A reciclagem e a dessalinização da água já são comuns em climas secos como o Oriente Médio, o Mediterrâneo e o sul da Ásia. Mas não é assim no norte da Europa, onde os países não tiveram que se preocupar com o abastecimento de água até agora.

A Bélgica e a Holanda estão analisando projetos em Antuérpia e Haia que criariam água potável a partir de fontes não convencionais – pelo menos pelos padrões locais. Uma usina no porto de Antuérpia, com inauguração prevista para 2024, deve tratar água salgada e também águas residuais, para uso em áreas industriais próximas. Ao reduzir o uso de água potável no porto em cerca de 95%, espera-se aliviar a pressão sobre o abastecimento de água da região após anos de seca.

Em Haia, o fornecedor de água Dunea lançou um projeto piloto para tratar a água salobra bombeada de baixo das dunas costeiras. A osmose reversa, que usa alta pressão e membranas muito finas para filtrar o sal e outros minerais, pode ajudar a Dunea a produzir até 6 bilhões de litros de água potável todos os anos.
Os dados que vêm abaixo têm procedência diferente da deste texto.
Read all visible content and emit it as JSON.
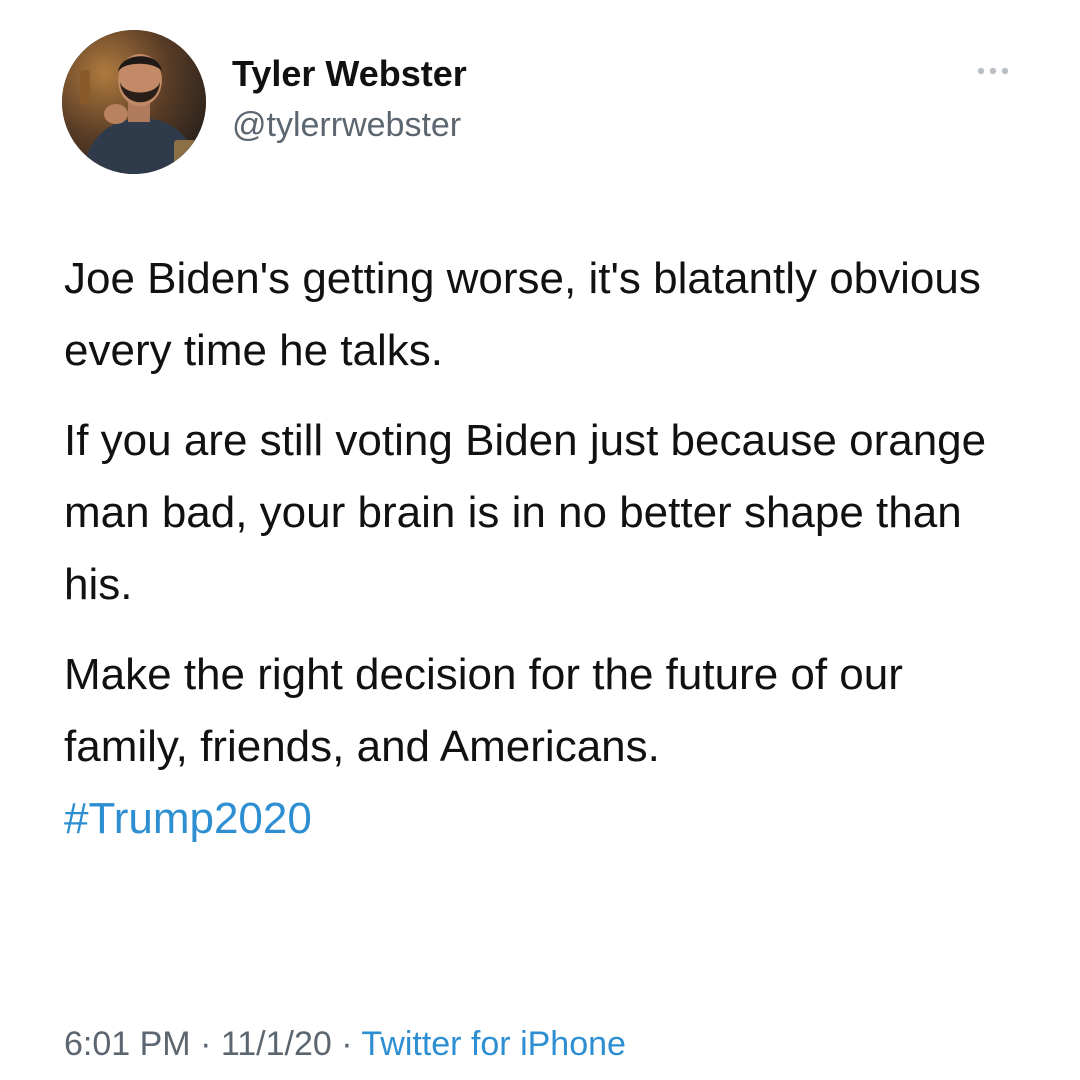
{
  "author": {
    "display_name": "Tyler Webster",
    "handle": "@tylerrwebster",
    "avatar_icon": "profile-photo"
  },
  "more_menu": {
    "icon": "more-dots-icon"
  },
  "tweet": {
    "paragraphs": [
      "Joe Biden's getting worse, it's blatantly obvious every time he talks.",
      "If you are still voting Biden just because orange man bad, your brain is in no better shape than his.",
      "Make the right decision for the future of our family, friends, and Americans."
    ],
    "hashtag": "#Trump2020"
  },
  "meta": {
    "time": "6:01 PM",
    "separator": " · ",
    "date": "11/1/20",
    "source": "Twitter for iPhone"
  },
  "colors": {
    "link": "#2d8fd2",
    "secondary_text": "#5b6670",
    "primary_text": "#111111"
  }
}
Parece muito – mas em 2020, a Holanda consumiu cerca de 1,3 trilhão de litros.

“Nosso objetivo é aumentar o número de fontes de água, mas também limitar a demanda”, disse o líder do projeto Dunea, Gertjan Zwolsman, no lançamento em fevereiro de 2022. “Por exemplo, apoiamos novos edifícios com eficiência hídrica e pedimos aos nossos clientes que usem água com responsabilidade. Mas essa abordagem leva tempo.”
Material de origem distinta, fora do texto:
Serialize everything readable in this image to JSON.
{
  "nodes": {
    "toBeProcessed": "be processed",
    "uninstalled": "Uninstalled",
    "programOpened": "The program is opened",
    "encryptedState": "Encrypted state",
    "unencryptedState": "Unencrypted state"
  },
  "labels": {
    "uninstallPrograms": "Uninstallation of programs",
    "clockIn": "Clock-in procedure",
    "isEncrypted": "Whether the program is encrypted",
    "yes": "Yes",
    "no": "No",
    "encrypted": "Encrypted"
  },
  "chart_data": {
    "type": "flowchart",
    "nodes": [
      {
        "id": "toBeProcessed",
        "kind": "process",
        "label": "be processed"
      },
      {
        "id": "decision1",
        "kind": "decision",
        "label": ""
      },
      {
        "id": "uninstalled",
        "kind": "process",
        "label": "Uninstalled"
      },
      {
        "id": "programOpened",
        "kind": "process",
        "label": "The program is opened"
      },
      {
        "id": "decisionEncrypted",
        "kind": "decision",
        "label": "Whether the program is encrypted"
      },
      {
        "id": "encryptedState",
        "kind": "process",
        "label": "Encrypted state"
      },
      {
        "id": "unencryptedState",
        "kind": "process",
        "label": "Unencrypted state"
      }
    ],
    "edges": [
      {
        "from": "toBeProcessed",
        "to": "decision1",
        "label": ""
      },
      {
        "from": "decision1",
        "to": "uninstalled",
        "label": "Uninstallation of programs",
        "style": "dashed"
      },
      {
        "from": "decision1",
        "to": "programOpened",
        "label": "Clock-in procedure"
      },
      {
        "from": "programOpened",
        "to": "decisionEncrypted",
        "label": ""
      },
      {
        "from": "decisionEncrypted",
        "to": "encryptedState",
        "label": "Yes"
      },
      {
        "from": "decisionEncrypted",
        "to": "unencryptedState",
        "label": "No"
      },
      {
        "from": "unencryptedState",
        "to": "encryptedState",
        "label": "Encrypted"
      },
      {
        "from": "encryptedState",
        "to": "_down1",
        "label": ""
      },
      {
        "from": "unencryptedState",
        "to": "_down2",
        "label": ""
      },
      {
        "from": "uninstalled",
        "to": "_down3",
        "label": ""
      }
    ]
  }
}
Buscando soluções no passado

Às vezes, porém, a solução mais simples é a melhor. Em 2021, Istambul teve uma ideia da era de Bizâncio e do Império Otomano e tornou obrigatório que todos os novos edifícios em terrenos com mais de mil metros quadrados incluíssem cisternas subterrâneas para coletar e usar a água da chuva. O governo federal da Turquia determinou planos semelhantes para o resto do país.

Para combater a desertificação no Senegal, alguns agricultores estão plantando jardins circulares conhecidos como tolou keur, que mantêm plantas e árvores resistentes a climas quentes e secos. Os canteiros circulares – plantas medicinais no meio, seguidas por fileiras de vegetais e um anel externo de frutas, nozes e grandes baobás – permitem que as raízes cresçam para dentro, ajudando a reter as raras chuvas da região.

E em países como Chile e Marrocos, os habitantes locais há muito espalham redes para coletar água capturando a névoa. Usando tecnologia e materiais modernos para melhorar o design, os pesquisadores conseguiram coletar cinco vezes mais água.